Daniel Hoyo-Kowalski

Personal information
- Full name: Daniel Hoyo-Kowalski
- Date of birth: 12 July 2003 (age 23)
- Place of birth: Barcelona, Spain
- Height: 1.93 m (6 ft 4 in)
- Position: Centre-back

Team information
- Current team: GKS Tychy
- Number: 45

Youth career
- Europa
- 2010–2019: Wisła Kraków

Senior career*
- Years: Team / Apps / (Gls)
- 2019–2023: Wisła Kraków / 6 / (0)
- 2021–2022: → Hutnik Kraków (loan) / 28 / (1)
- 2022–2023: → Wieczysta Kraków (loan) / 12 / (1)
- 2023–2026: Hutnik Kraków / 74 / (4)
- 2026–: GKS Tychy / 0 / (0)

International career
- 2017–2018: Poland U15 / 6 / (1)
- 2018–2019: Poland U16 / 6 / (0)
- 2019–2020: Poland U17 / 5 / (0)
- 2021: Poland U19 / 5 / (1)

= Daniel Hoyo-Kowalski =

Polish footballer

Daniel Hoyo-Kowalski (born 12 July 2003) is a professional footballer who plays as a centre-back for II liga club GKS Tychy.
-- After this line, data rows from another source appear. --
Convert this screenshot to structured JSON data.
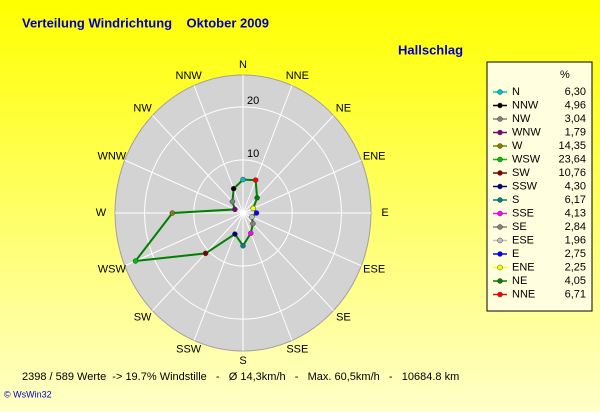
{
  "chart_data": {
    "type": "windrose",
    "title": "Verteilung Windrichtung    Oktober 2009",
    "subtitle": "Hallschlag",
    "categories": [
      "N",
      "NNW",
      "NW",
      "WNW",
      "W",
      "WSW",
      "SW",
      "SSW",
      "S",
      "SSE",
      "SE",
      "ESE",
      "E",
      "ENE",
      "NE",
      "NNE"
    ],
    "values": [
      6.3,
      4.96,
      3.04,
      1.79,
      14.35,
      23.64,
      10.76,
      4.3,
      6.17,
      4.13,
      2.84,
      1.96,
      2.75,
      2.25,
      4.05,
      6.71
    ],
    "value_labels": [
      "6,30",
      "4,96",
      "3,04",
      "1,79",
      "14,35",
      "23,64",
      "10,76",
      "4,30",
      "6,17",
      "4,13",
      "2,84",
      "1,96",
      "2,75",
      "2,25",
      "4,05",
      "6,71"
    ],
    "marker_colors": [
      "#00c0c0",
      "#000000",
      "#808080",
      "#800080",
      "#808000",
      "#00c000",
      "#800000",
      "#000080",
      "#008080",
      "#ff00ff",
      "#808080",
      "#c0c0c0",
      "#0000ff",
      "#ffff00",
      "#008000",
      "#ff0000"
    ],
    "color": "#008000",
    "rlim": [
      0,
      26
    ],
    "rticks": [
      10,
      20
    ],
    "legend_header": "%",
    "legend": "right",
    "footer": "2398 / 589 Werte  -> 19.7% Windstille   -   Ø 14,3km/h   -   Max. 60,5km/h   -   10684.8 km",
    "credit": "© WsWin32"
  }
}
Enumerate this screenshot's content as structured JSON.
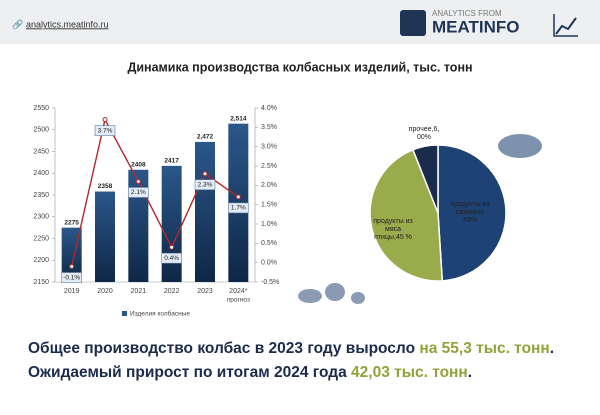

Born in Spain, Hoyo-Kowalski represented Poland as a youth international.

==International career==
Hoyo-Kowalski was born in Spain to a Spanish father and Polish mother. He moved to Poland in 2010 with his mother after his parents separated. He was a youth international for Poland, and he scored goals for the under-15 and under-19 teams.